Öldürüldükten sonra ise... BILD "Aynı resmi bastı" ve altına İsmail'in "Uyuşturucuyla, haraç çeteleriyle bağlantısı olduğunu" yazdı.
Bir başka örnek...
Abdurrahim Özüdoğru, gündüzleri saat fabrikasında çalışıyor, akşamları da terzi dükkânında eşine yardım ediyordu.
Nürnberg'de, eşinin dükkânında başından vurularak öldürüldü.
Alman medyası, "Sıcağı sıcağına" yayına başladı...
"Uyuşturucu işindeydi... Mafya bağlantılıydı... Sevgilisi vardı."
Örnek çok... Hangisini yazalım?
Enver Şimşek... Süleyman Taşköprü... Mehmet Turgut... Halit Yozgat.
"Susturuculu" tabancalarla...
"Başlarından" vurulup öldürülürken Almanya'daki Türkler "Panikleyip, can derdine" düşerken...
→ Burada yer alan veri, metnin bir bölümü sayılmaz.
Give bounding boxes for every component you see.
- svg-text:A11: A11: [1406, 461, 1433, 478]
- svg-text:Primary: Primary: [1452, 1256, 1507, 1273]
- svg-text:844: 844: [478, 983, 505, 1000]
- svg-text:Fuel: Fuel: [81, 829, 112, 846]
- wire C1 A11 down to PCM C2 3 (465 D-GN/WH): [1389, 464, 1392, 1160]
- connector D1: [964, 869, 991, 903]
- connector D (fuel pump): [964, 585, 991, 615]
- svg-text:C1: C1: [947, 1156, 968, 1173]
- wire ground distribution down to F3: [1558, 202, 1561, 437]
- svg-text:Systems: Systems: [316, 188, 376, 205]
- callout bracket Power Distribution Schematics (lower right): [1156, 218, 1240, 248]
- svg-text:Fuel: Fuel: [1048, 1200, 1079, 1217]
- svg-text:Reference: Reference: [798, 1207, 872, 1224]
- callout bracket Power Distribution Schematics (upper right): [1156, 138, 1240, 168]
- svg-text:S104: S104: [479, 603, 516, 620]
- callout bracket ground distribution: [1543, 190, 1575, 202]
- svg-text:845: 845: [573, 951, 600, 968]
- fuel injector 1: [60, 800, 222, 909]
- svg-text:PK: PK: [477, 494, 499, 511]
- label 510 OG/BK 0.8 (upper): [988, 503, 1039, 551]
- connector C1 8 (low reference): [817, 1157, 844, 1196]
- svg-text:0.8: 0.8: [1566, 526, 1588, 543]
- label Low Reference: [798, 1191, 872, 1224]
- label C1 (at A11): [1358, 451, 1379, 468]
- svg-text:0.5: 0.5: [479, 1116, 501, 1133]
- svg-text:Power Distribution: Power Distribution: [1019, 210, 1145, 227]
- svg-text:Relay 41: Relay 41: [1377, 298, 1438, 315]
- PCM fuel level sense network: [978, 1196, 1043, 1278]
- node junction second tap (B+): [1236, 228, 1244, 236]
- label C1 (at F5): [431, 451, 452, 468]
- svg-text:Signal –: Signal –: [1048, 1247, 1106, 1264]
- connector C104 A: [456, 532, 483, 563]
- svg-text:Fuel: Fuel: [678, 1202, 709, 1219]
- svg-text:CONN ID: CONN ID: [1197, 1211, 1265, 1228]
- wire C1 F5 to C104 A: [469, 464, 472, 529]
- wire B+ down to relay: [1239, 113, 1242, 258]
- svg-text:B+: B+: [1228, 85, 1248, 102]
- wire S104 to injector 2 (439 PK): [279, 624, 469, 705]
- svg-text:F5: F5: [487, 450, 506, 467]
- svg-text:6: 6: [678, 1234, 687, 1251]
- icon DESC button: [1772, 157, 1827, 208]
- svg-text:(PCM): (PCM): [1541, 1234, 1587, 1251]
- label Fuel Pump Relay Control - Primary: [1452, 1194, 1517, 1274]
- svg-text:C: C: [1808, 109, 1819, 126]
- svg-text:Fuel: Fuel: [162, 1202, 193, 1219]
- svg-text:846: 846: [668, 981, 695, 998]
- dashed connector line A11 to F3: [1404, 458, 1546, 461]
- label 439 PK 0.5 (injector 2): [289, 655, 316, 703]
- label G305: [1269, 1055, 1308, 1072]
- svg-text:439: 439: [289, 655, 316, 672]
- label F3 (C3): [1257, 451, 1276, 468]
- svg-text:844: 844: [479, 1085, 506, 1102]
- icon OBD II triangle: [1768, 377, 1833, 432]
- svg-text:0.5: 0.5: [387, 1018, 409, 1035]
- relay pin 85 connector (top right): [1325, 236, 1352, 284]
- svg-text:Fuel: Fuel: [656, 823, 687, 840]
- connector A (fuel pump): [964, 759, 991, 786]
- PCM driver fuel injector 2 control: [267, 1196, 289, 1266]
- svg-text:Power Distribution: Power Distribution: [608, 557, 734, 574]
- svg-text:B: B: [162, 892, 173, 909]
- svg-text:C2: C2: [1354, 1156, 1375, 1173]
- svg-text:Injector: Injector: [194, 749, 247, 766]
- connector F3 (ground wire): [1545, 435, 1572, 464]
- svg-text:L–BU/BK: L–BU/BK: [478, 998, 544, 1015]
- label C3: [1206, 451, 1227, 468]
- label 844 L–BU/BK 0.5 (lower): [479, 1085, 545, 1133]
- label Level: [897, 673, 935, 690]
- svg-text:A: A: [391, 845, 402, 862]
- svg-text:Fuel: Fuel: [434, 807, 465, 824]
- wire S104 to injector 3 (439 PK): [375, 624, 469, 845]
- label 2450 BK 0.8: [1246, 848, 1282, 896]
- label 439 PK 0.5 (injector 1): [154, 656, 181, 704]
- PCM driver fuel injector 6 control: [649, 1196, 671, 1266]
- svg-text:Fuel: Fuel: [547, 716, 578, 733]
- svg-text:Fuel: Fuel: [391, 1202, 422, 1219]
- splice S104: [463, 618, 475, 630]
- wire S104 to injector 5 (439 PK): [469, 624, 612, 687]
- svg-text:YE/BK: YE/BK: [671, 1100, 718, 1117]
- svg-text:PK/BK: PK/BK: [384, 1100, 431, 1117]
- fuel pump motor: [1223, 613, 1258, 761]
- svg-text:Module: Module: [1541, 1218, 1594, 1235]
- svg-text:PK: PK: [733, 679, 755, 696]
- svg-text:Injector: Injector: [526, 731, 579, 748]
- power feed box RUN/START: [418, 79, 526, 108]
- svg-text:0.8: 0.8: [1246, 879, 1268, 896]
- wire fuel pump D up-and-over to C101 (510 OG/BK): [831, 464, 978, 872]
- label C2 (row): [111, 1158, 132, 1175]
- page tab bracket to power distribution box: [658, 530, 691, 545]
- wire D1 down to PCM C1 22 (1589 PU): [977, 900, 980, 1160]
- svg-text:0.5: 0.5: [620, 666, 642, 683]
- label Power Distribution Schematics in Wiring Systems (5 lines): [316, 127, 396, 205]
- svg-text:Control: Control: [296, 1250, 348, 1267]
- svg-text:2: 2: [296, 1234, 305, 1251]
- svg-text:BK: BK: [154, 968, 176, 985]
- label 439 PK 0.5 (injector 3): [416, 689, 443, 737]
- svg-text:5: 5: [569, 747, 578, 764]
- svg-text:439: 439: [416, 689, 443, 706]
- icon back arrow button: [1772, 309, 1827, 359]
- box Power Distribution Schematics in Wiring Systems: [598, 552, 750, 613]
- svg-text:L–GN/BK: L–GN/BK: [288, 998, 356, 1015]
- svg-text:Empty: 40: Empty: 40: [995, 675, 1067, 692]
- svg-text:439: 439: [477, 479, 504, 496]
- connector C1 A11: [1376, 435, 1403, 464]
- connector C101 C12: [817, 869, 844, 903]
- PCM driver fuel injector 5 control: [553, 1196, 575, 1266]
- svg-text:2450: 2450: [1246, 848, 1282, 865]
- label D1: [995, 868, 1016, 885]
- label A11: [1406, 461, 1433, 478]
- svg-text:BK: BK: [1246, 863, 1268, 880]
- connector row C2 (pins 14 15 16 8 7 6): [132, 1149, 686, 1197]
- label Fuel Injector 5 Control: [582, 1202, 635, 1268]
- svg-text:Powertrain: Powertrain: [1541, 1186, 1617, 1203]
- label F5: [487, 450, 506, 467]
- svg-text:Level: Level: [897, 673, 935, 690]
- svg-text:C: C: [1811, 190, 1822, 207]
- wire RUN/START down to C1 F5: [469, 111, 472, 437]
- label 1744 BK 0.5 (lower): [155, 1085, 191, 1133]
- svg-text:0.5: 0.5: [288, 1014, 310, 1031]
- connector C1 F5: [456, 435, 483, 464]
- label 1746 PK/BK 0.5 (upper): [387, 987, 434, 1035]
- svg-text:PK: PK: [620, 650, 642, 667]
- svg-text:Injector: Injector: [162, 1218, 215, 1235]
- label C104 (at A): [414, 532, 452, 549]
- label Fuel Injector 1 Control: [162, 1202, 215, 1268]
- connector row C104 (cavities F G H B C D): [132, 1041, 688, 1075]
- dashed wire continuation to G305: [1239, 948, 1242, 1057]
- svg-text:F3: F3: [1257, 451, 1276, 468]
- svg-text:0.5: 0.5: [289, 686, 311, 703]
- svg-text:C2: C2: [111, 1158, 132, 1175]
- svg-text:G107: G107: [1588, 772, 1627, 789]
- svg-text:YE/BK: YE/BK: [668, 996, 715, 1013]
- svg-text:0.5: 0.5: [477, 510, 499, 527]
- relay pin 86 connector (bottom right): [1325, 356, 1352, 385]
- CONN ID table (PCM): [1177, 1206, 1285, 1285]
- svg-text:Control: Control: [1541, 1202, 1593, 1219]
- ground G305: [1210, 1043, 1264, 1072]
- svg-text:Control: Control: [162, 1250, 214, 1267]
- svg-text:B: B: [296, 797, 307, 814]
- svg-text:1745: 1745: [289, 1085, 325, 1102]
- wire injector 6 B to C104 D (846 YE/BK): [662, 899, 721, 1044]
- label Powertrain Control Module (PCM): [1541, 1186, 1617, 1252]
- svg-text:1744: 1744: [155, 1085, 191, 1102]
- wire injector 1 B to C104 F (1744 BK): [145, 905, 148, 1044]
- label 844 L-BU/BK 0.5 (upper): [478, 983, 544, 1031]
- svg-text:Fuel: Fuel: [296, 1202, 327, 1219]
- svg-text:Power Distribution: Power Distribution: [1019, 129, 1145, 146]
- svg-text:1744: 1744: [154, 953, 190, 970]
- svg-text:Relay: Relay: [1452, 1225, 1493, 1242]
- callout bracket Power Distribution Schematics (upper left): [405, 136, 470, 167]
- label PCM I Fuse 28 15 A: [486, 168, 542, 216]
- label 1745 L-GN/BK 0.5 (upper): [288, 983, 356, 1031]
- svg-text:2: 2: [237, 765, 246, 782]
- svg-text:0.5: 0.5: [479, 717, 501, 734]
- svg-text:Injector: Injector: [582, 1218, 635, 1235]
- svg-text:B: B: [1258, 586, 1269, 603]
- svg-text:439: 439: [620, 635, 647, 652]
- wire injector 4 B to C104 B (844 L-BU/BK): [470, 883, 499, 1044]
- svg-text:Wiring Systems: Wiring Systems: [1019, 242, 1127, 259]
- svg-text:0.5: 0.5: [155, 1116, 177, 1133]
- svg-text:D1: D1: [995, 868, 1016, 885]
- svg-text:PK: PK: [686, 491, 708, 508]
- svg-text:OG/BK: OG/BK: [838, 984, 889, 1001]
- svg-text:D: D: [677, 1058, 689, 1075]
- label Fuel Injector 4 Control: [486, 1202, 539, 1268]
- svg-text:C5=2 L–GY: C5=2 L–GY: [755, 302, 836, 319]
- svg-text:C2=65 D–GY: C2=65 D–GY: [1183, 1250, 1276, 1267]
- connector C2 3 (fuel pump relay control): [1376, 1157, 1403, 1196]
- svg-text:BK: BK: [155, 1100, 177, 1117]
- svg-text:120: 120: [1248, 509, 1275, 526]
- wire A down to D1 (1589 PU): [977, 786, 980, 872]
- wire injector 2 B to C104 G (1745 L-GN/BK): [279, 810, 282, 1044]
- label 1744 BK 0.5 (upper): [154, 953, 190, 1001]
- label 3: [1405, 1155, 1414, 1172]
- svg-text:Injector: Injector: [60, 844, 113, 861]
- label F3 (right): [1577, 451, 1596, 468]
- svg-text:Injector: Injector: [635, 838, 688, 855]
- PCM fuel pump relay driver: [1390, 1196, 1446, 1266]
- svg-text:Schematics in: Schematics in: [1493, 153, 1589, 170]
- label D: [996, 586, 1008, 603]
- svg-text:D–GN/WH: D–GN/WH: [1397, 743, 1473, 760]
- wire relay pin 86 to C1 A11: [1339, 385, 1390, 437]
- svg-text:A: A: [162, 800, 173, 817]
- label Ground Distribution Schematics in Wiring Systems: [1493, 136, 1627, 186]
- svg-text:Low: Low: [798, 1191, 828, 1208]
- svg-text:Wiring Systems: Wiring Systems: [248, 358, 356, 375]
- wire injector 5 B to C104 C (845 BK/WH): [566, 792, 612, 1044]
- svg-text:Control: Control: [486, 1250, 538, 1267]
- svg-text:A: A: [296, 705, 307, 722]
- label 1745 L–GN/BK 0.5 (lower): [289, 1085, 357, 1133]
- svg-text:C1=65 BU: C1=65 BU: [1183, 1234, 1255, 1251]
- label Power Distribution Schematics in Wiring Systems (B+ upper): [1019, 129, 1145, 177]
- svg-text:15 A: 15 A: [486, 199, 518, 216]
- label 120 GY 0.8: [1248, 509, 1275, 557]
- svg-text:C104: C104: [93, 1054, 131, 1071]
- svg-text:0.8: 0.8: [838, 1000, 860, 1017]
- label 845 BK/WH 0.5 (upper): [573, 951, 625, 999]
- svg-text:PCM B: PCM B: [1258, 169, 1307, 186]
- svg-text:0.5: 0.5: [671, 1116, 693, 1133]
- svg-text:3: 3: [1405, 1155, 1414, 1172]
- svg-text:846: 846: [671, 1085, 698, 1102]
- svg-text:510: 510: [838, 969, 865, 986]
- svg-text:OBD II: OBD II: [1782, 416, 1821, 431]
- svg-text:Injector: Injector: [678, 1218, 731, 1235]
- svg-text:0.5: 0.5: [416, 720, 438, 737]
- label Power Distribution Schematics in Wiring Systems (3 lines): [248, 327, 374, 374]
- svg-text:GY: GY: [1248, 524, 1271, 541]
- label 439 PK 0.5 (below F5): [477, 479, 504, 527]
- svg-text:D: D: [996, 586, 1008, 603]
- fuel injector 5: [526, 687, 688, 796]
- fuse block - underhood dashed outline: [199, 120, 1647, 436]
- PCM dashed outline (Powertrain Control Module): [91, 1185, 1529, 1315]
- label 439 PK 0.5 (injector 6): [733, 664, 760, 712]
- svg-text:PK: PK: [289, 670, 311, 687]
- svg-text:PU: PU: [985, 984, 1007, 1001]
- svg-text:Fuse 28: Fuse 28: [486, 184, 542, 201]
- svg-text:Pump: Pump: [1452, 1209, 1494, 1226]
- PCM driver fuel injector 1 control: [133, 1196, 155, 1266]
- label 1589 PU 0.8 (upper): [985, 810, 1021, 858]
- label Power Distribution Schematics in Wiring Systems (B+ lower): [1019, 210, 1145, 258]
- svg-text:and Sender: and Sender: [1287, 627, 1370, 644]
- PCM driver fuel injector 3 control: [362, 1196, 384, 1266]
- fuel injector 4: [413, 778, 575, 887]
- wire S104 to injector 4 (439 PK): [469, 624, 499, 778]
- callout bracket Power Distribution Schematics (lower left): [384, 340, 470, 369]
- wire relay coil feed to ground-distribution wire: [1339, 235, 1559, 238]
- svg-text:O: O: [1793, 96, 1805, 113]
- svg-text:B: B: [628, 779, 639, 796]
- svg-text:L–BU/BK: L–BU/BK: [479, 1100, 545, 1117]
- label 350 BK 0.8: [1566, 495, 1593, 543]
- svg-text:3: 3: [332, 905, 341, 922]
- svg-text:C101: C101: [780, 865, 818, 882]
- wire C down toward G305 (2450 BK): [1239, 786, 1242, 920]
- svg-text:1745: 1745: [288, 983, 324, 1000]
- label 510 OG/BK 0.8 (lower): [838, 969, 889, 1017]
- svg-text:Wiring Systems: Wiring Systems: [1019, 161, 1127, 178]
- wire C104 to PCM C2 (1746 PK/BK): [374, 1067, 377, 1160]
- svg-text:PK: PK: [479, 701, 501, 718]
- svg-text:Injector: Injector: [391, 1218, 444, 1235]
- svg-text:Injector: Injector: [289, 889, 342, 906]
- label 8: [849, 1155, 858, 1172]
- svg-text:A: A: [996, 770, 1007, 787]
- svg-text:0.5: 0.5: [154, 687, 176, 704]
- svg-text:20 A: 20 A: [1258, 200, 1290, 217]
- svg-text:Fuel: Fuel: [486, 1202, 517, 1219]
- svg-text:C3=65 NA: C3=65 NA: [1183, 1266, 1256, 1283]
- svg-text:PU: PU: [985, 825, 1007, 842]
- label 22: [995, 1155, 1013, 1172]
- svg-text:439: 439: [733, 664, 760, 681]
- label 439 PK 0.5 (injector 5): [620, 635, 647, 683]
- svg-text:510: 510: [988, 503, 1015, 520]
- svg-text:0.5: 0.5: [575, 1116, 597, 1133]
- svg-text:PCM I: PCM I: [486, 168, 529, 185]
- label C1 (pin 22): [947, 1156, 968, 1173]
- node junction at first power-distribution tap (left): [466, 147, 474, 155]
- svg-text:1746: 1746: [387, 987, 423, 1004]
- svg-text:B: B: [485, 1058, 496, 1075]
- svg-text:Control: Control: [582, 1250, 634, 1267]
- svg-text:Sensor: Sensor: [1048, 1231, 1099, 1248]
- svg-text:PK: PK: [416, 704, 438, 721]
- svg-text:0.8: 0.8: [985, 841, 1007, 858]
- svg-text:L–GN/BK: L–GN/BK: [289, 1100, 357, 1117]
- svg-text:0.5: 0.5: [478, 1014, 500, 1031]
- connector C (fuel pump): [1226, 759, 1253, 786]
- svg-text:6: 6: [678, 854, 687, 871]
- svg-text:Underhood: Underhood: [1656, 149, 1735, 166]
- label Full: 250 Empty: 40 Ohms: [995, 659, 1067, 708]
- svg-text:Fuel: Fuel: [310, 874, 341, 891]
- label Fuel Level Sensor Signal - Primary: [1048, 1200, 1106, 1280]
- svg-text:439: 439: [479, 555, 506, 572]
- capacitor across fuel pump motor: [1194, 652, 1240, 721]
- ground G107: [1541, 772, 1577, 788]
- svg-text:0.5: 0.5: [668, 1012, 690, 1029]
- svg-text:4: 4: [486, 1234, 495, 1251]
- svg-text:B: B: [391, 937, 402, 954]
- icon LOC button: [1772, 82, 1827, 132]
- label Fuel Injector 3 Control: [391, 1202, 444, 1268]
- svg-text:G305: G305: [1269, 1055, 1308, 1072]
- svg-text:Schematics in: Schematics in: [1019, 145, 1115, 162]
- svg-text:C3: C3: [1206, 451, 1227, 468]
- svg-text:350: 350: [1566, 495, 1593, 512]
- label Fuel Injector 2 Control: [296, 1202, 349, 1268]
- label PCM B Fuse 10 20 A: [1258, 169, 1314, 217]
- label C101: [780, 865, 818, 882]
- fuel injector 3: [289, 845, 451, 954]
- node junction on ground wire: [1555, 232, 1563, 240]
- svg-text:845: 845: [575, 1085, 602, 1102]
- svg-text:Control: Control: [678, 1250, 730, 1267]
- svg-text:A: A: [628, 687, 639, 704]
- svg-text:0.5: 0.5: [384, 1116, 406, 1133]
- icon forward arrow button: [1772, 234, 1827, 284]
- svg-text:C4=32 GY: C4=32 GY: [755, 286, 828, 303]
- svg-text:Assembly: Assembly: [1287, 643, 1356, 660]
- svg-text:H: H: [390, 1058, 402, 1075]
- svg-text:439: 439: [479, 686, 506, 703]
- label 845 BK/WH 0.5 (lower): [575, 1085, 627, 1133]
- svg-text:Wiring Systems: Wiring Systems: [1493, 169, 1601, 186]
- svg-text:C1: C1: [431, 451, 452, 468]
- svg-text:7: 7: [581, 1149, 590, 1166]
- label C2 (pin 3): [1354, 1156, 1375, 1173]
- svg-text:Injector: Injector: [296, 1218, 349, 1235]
Almanlar neler demediler ki:
"Uyuşturucu... Mafya... Ülkücüler... Haraç çetesi... Kumar şebekesi... Bahis cephesi... Türk derin devletinin Almanya uzantısı... Türkler arasında iç hesaplaşma."
Dilerseniz, uzatmayalım ve sözü yine "Temel'e" bırakalım:
- Temel Bey, bütün bunlara ne diyorsunuz?
- Ne diyeyim?... Bunların yatacak yerleri yok.